In short, this process should’ve included comparison of the phone number in a specific request with the user identified in the JWT. That way, this ensures a particular user requesting information has access to it.
“However, the /clr/callLogRetrieval endpoint was not validating that the phone number specified in the X-Ceq-MDN header matches the sub in the JWT payload, meaning it was possible to lookup call history logs for any phone number within the application by passing the desired phone number in the value of that header,” Connelly said.
Verizon flaw could’ve had wide-reaching implications
Connelly noted that while this is a privacy concern for all users, there are wider safety and national security considerations at play.
“Call logs can be quite valuable, especially for nation states, as recently noted in coverage of the Salt Typhoon breach of telecom networks,” he added.

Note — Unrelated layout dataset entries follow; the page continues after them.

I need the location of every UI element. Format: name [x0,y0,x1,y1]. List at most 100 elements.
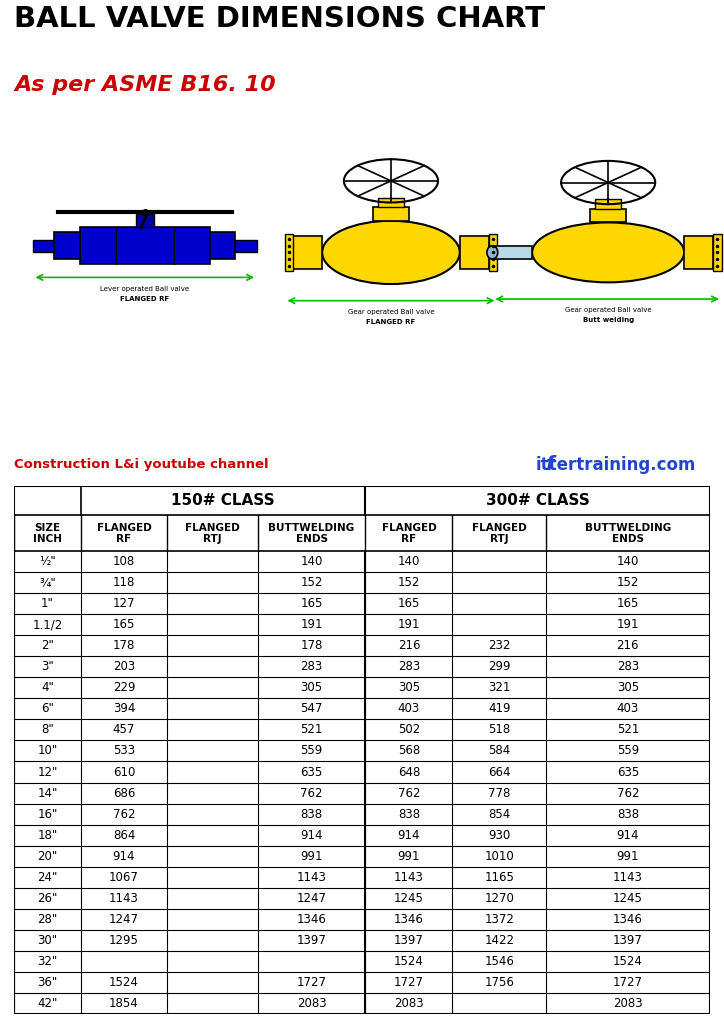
Text: 838: 838 [300,808,323,820]
Text: 152: 152 [397,577,420,589]
Text: 42": 42" [38,996,58,1010]
Text: 635: 635 [617,766,639,778]
Text: 1143: 1143 [297,870,327,884]
Text: 1.1/2: 1.1/2 [33,618,62,632]
Text: 762: 762 [113,808,135,820]
Text: 664: 664 [488,766,510,778]
Text: 305: 305 [300,681,323,694]
Text: 1143: 1143 [613,870,643,884]
Bar [595,199,621,209]
Text: 547: 547 [300,702,323,716]
Text: 1143: 1143 [109,892,139,904]
Text: 165: 165 [617,597,639,610]
Bar [684,236,713,269]
Text: 140: 140 [397,555,420,568]
Text: 232: 232 [488,639,510,652]
Text: 914: 914 [617,828,639,842]
Text: 300# CLASS: 300# CLASS [486,494,589,508]
Text: 778: 778 [488,786,510,800]
Text: 28": 28" [38,912,58,926]
Text: 1372: 1372 [484,912,514,926]
Bar [54,232,80,259]
Text: 914: 914 [397,828,420,842]
Bar [492,246,532,259]
Text: 1247: 1247 [297,892,327,904]
Text: 419: 419 [488,702,510,716]
Text: 18": 18" [38,828,58,842]
Text: 635: 635 [300,766,323,778]
Text: 191: 191 [397,618,420,632]
Text: 610: 610 [113,766,135,778]
Bar [210,232,235,259]
Text: 216: 216 [617,639,639,652]
Text: 165: 165 [397,597,420,610]
Text: 559: 559 [617,744,639,758]
Text: 140: 140 [300,555,323,568]
Text: As per ASME B16. 10: As per ASME B16. 10 [14,75,276,95]
Text: 1727: 1727 [613,976,643,989]
Text: 216: 216 [397,639,420,652]
Text: 838: 838 [617,808,639,820]
Text: 2083: 2083 [613,996,643,1010]
Text: 559: 559 [300,744,323,758]
Text: 8": 8" [41,724,54,736]
Text: 165: 165 [300,597,323,610]
Text: 178: 178 [300,639,323,652]
Text: 283: 283 [397,660,420,674]
Text: 991: 991 [397,850,420,862]
Text: 118: 118 [113,577,135,589]
Text: 150# CLASS: 150# CLASS [171,494,275,508]
Text: 1143: 1143 [394,870,424,884]
Bar [378,198,404,208]
Text: Construction L&i youtube channel: Construction L&i youtube channel [14,459,269,471]
Text: BUTTWELDING
ENDS: BUTTWELDING ENDS [585,522,671,544]
Text: 930: 930 [488,828,510,842]
Text: Lever operated Ball valve: Lever operated Ball valve [100,286,190,292]
Text: 305: 305 [617,681,639,694]
Text: 1397: 1397 [613,934,643,946]
Text: 1346: 1346 [297,912,327,926]
Text: 991: 991 [300,850,323,862]
Text: 299: 299 [488,660,510,674]
Bar [136,214,153,227]
Text: 457: 457 [113,724,135,736]
Text: 518: 518 [488,724,510,736]
Bar [293,236,322,269]
Bar [235,240,257,252]
Text: 1727: 1727 [297,976,327,989]
Text: BUTTWELDING
ENDS: BUTTWELDING ENDS [269,522,355,544]
Text: 686: 686 [113,786,135,800]
Text: 1346: 1346 [394,912,424,926]
Text: 321: 321 [488,681,510,694]
Text: 1247: 1247 [109,912,139,926]
Text: 191: 191 [300,618,323,632]
Bar [33,240,54,252]
Text: 4": 4" [41,681,54,694]
Text: 838: 838 [398,808,420,820]
Text: 108: 108 [113,555,135,568]
Bar [489,234,497,270]
Text: 991: 991 [617,850,639,862]
Bar [713,234,722,270]
Text: 152: 152 [617,577,639,589]
Text: 403: 403 [397,702,420,716]
Text: 1524: 1524 [613,954,643,968]
Bar [460,236,489,269]
Text: 762: 762 [397,786,420,800]
Text: 1245: 1245 [613,892,643,904]
Circle shape [322,221,460,284]
Text: 502: 502 [397,724,420,736]
Text: FLANGED
RF: FLANGED RF [96,522,151,544]
Text: 1397: 1397 [394,934,424,946]
Text: 127: 127 [113,597,135,610]
Text: FLANGED
RF: FLANGED RF [382,522,437,544]
Text: 283: 283 [300,660,323,674]
Ellipse shape [487,246,498,259]
Text: 26": 26" [38,892,58,904]
Text: 1756: 1756 [484,976,514,989]
Text: ittertraining.com: ittertraining.com [535,456,696,474]
Text: 1524: 1524 [394,954,424,968]
Text: 1270: 1270 [484,892,514,904]
Bar [285,234,293,270]
Text: 283: 283 [617,660,639,674]
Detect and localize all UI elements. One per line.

In December last year, a senior White House security official confirmed the state-affiliated Salt Typhoon group was able to record telephone conversations of “very senior” US political figures.
The campaign compromised networks of major telecommunications companies, including AT&T, Verizon, and Lumen Technologies.
Connelly warned that call metadata “might seem harmless”, but in the hands of malicious actors – be they cyber criminals or even domestic abusers – it has the potential to become a “powerful surveillance tool”.
“With unrestricted access to another user’s call history, an attacker could reconstruct daily routines, identify frequent contacts, and infer personal relationships,” he wrote.
“Timestamps can be cross-referenced with social media or public sightings to map physical movements. Repeated numbers expose private or burner lines, compromising whistleblowers, journalists, or abuse survivors.”
Eric Schwake, director of cybersecurity strategy at Salt Security, said the vulnerability highlights the “urgent need for strong API security practices”.
“This event reflects a significant API design and implementation shortcoming, particularly regarding authentication, authorization, and input validation.”
“The issue was probably caused by misconfigurations, such as weak authorization, improper input validation, or lack of access controls, which enabled unauthorized users to access data outside their permitted scope.”
Verizon has since patched the flaw, with a spokesperson for the telecoms firm confirming that a fix was issued in mid-March.
“Verizon was made aware of this vulnerability and worked with the third-party app owner on a fix and patch that was pushed in mid-March,” the spokesperson said.
“While there was no indication that the flaw was exploited, the issue was resolved and only impacted iOS devices. Verizon appreciates the responsible disclosure of the finding by the researcher and takes the security very seriously.”